Dr. Green asked if heterosexuality should also be labelled a mental disorder.
“Styles of heterosexual conduct do indeed form much of what is dealt with by psychiatrists,” he wrote. He added that “instability in maintaining a love relationship and neurotic uses of sexuality – in which sexuality is used to control others – as a substitute for other feelings of self-worth, or as a defense against anxiety and depression,” account for a large number of cases.
In 1973, the American Psychiatric Association sided with Dr. Green and other influential figures, including Dr. Judd Marmor and Dr. Robert Spitzer, and decided to drop homosexuality from its diagnostic manual.
Dr. Green continued his advocacy throughout his career, appearing as an expert witness on behalf of gay or transgender people in more than a dozen trials.
In 1962, he testified for a Nicaraguan man immigration officials had moved to deport because he was gay. The plaintiff prevailed and became a U.S. resident. Dr. Green also testified on behalf of a transgender woman suing to keep her job as a pilot, and a transgender parent suing for child visitation.
After completing a law degree at Yale University in his 50s, Dr. Green joined a 1990 American Civil Liberties Union case in California as a volunteer lawyer, arguing against the Boy Scouts of America, which had barred a gay man from becoming an assistant scoutmaster. The Boy Scouts won the case – although the organization would lift its ban on openly gay members and leaders in 2015.
“Imagine taking on the Boy Scouts,” said Dr. Jules Black, an obstetrician-gynecologist, a founder of the Society of Australian Sexologists and a friend of Dr. Green’s. “He had the smarts and nerve to take on his colleagues, the psychiatric establishment and these huge issues like decriminalizing sexuality; that was enormous. He didn’t do it alone, but he was right in the middle of it.”
Richard Philip Green was born on June 6, 1936, in the Crown Heights neighbourhood of Brooklyn, N.Y., the only child of Leo and Rose (Ingber) Green. His father was an accountant, his mother a teacher.
After graduating from high school, he attended Syracuse University on a state scholarship and got his medical degree from Johns Hopkins in 1961. He specialized in psychiatry at the University of California, Los Angeles, where he became a professor and researcher. In 1986, he met Melissa Hines, who was on the academic staff there, and the two married. They divorced in 2014.

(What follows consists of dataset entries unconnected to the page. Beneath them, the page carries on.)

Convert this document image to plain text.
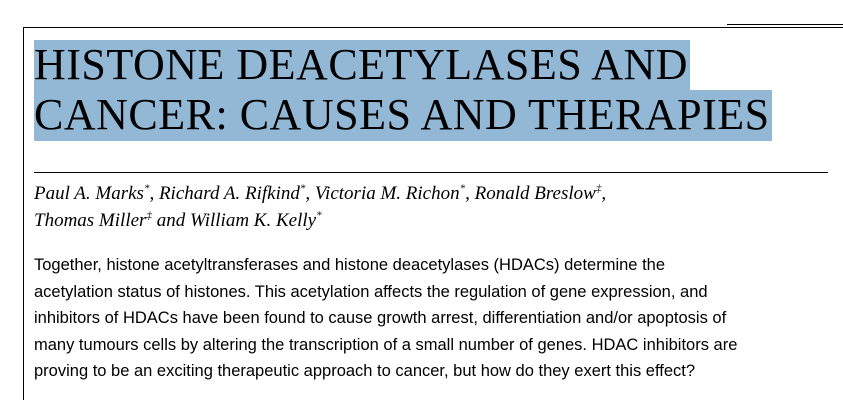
HISTONE DEACETYLASES AND
CANCER: CAUSES AND THERAPIES
Paul A. Marks*, Richard A. Rifkind*, Victoria M. Richon*, Ronald Breslow‡,
Thomas Miller‡ and William K. Kelly*
Together, histone acetyltransferases and histone deacetylases (HDACs) determine the
acetylation status of histones. This acetylation affects the regulation of gene expression, and
inhibitors of HDACs have been found to cause growth arrest, differentiation and/or apoptosis of
many tumours cells by altering the transcription of a small number of genes. HDAC inhibitors are
proving to be an exciting therapeutic approach to cancer, but how do they exert this effect?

In addition to his son, Dr. Green leaves his companion, Claire Loveday.
In his early work, Dr. Green found that many effeminate boys grow up to be gay. He reviewed that and other research in his 1987 book, The “Sissy Boy Syndrome” and the Development of Homosexuality.
In 1975, he founded the International Academy of Sex Research and became the first editor of its journal, Archives of Sexual Behavior, a position he held until 2002.
After obtaining his law degree, Dr. Green relocated to Britain, where he served as a professor of psychiatry at the faculty of medicine at Imperial College, London, and on the law and psychology faculties of Cambridge University.
“He had no interest in conforming,” his son said at his memorial service. “Beyond those he loved, I genuinely don’t think he cared what people thought or said about him. Most of the time, I think he loved that they were saying anything about him at all. He had exactly no interest in social norms.”